Il primo: la validità di una graduatoria per un concorso come questo dovrebbe valere al massimo tre anni, cosa che sulla carta è già prevista, ma il Ministero fa fatica a rispettare la scadenza; a supporto di quanto proposto sopra, faccio notare che se le procedure concorsuali fossero più snelle, sarebbe più semplice garantire queste scadenze.
In secondo luogo, deve valere il principio che se uno si abilita in una regione, eserciterà la funzione (o la professione, Avvocato Gelmini!) in quella stessa regione per almeno tre anni.
Infine invito i critici a leggere l’ordine del giorno, dal quale si evince chiaramente che il razzismo c’entra assai poco. Si critica il governo, si sottolinea come il comportamento delle altre regioni (rammentate: contrario alla legge!) stia penalizzando alcuni cittadini che si vedono preclusa una possibilità di carriera (di fatto l’unica nella scuola italiana, giova ricordarlo), si chiede – sempre al governo – di correre ai ripari, si paventa che queste sedi saranno lasciate vacanti da dirigenti che – entrati in ruolo – chiederanno quanto prima il trasferimento nella loro regione di origine.
Posizione criticabile, forse, ma da lì a parlare di razzismo e richiedere “pulizia” ce ne passa.

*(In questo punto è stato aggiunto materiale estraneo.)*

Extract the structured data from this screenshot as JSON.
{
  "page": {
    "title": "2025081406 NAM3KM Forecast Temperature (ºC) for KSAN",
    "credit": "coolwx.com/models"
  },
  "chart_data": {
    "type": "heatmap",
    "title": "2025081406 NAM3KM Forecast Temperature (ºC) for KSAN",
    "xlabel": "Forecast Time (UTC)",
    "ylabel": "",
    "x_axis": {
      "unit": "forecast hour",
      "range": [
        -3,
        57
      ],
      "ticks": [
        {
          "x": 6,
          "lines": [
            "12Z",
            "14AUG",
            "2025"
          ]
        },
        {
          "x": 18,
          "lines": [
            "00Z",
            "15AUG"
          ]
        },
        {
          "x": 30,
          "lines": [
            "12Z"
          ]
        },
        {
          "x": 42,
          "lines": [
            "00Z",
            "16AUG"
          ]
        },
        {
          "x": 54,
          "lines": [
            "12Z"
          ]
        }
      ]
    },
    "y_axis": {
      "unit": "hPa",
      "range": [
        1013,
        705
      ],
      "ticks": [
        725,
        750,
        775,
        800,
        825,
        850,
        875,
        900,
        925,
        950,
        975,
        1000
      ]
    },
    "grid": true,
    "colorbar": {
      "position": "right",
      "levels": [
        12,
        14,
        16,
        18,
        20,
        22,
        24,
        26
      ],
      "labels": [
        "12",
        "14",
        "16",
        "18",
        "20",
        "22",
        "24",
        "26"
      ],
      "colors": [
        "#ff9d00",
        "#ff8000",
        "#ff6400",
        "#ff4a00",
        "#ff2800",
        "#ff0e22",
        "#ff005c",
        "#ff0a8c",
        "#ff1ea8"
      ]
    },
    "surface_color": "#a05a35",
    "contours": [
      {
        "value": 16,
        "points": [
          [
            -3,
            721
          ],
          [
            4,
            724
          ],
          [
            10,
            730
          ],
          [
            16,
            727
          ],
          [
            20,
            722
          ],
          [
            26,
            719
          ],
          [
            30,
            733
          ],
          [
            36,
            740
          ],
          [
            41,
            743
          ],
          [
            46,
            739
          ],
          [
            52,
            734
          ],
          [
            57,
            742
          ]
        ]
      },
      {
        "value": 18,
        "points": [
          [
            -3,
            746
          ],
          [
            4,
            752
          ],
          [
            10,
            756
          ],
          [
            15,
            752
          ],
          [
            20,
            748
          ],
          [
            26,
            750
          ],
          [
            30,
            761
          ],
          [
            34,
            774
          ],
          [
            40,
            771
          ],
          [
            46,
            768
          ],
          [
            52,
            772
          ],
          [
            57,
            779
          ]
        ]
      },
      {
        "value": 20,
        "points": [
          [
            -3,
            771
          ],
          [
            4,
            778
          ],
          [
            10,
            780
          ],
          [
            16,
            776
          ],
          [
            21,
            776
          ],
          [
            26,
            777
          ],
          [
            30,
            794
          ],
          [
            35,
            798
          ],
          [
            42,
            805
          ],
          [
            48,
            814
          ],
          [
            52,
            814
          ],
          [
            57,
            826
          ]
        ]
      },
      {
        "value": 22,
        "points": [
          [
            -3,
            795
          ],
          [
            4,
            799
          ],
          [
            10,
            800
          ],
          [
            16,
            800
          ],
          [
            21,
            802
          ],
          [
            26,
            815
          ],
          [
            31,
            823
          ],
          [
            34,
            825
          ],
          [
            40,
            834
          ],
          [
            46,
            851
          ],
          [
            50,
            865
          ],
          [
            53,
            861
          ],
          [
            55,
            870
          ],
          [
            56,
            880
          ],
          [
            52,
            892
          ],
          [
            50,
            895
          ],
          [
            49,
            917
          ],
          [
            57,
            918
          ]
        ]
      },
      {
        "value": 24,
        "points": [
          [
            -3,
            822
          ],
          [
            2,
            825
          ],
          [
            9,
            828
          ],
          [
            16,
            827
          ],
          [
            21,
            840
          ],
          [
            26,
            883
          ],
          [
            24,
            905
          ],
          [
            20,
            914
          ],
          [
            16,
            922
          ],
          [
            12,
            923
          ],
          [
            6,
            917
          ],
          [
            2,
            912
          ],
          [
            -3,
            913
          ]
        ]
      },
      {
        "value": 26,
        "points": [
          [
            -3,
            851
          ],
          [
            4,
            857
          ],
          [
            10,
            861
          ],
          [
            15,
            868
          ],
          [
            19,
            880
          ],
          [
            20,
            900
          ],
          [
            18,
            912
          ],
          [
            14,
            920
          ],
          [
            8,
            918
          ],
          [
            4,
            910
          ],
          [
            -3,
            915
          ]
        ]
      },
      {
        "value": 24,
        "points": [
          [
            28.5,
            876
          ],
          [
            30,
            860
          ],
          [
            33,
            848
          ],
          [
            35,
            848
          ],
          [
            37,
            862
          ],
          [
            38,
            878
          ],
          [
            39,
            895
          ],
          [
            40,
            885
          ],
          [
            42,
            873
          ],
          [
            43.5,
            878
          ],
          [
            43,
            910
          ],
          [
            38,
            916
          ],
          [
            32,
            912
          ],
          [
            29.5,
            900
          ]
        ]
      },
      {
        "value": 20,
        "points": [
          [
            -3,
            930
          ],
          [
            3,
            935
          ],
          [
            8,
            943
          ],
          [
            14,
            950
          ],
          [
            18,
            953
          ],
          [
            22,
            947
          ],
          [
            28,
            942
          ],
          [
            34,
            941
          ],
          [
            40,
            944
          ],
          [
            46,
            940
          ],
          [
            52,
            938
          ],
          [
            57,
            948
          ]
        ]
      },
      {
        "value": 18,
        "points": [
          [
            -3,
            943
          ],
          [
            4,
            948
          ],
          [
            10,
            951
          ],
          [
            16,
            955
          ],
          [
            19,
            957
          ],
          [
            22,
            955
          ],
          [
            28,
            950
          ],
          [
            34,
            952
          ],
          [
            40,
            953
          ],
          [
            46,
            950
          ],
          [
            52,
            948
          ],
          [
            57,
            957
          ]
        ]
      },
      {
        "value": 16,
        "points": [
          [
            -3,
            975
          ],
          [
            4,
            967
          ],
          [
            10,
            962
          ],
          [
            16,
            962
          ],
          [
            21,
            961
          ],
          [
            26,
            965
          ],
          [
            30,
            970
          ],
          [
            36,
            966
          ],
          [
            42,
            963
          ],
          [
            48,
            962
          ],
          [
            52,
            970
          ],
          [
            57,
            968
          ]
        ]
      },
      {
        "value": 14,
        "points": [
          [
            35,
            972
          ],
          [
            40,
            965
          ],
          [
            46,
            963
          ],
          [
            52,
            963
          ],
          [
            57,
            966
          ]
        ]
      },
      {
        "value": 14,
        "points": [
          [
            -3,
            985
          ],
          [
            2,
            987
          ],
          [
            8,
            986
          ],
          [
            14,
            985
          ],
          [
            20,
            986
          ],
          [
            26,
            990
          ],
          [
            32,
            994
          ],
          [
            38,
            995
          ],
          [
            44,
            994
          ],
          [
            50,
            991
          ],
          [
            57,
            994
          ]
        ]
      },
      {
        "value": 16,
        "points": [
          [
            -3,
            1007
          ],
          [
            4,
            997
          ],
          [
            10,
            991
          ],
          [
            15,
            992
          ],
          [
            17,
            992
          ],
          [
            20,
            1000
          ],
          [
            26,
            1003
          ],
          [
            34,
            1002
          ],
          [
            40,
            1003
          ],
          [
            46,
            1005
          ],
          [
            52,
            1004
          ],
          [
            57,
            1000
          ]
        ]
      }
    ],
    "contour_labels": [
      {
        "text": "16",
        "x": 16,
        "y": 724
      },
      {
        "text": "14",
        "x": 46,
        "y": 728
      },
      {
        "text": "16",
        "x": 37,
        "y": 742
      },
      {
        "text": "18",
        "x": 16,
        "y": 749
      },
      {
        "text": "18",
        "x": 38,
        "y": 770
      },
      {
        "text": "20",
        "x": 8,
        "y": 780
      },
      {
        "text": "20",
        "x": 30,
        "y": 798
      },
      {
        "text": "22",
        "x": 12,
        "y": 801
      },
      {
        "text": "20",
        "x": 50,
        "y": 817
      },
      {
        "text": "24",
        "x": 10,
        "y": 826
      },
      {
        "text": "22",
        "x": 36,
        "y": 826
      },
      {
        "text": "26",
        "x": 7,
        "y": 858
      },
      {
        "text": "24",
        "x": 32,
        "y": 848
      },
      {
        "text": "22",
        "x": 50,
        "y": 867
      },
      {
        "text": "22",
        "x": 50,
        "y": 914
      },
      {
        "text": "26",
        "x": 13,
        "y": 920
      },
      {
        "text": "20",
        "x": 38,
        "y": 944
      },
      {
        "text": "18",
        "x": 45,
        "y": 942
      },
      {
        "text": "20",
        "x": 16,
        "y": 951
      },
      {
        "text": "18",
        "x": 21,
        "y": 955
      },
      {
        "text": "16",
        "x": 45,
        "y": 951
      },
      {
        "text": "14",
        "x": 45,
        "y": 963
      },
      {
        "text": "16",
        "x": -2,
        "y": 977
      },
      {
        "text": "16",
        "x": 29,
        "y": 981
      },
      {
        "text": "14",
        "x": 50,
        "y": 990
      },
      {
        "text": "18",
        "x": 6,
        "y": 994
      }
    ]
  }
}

Infine una considerazione per chi si è meravigliato della posizione del Pd. Potrei cavarmela dicendo che chi si sorprende può stare tranquillo: il “processino staliniano” ai consiglieri del Pd è già cominciato, con Fioroni – ad esempio – che chiede loro abiure e definisce la loro posizione «incompatibile non solo con quella espressa dai democratici italiani, ma con il buonsenso». Ma il tema prescinde dal merito della vicenda ed è troppo importante per liquidarlo con una battuta. Cosa avrebbero dovuto fare i consiglieri del Pd? Votare contro? E perché? Perché (sono parole di Anna Finocchiaro) «[non poteva loro] sfuggire l’impatto simbolico che questa posizione politica produce e l’effetto che essa assume in un paese sempre più diviso e sempre più percorso da derive antimeridionalistiche»? Se il punto è questo, parliamone.
Perché quando si parla di Pd del Nord mi viene l’orticaria, ma mi sembra evidente che l’unica via che può percorrere il Pd al Nord è svincolarsi da certe logiche “utilitaristiche” e tenere sempre la discussione sul merito delle questioni, evidenziando le contraddizioni di chi grida “Roma ladrona” e poi governa da Roma contro gli interessi del Nord.
Bersani nella sua mozione congressuale afferma che «bisogna parlare la stessa lingua al Nord e al Sud» e che la chiave per poterlo fare è battersi per la riforma dello Stato. Lo Stato inefficiente è l’alibi del Nord per manifestare la propria insofferenza verso il Sud ed è il primo ostacolo al riscatto del Sud stesso.
Questa vicenda di Vicenza mi sembra molto emblematica anche da questo punto di vista.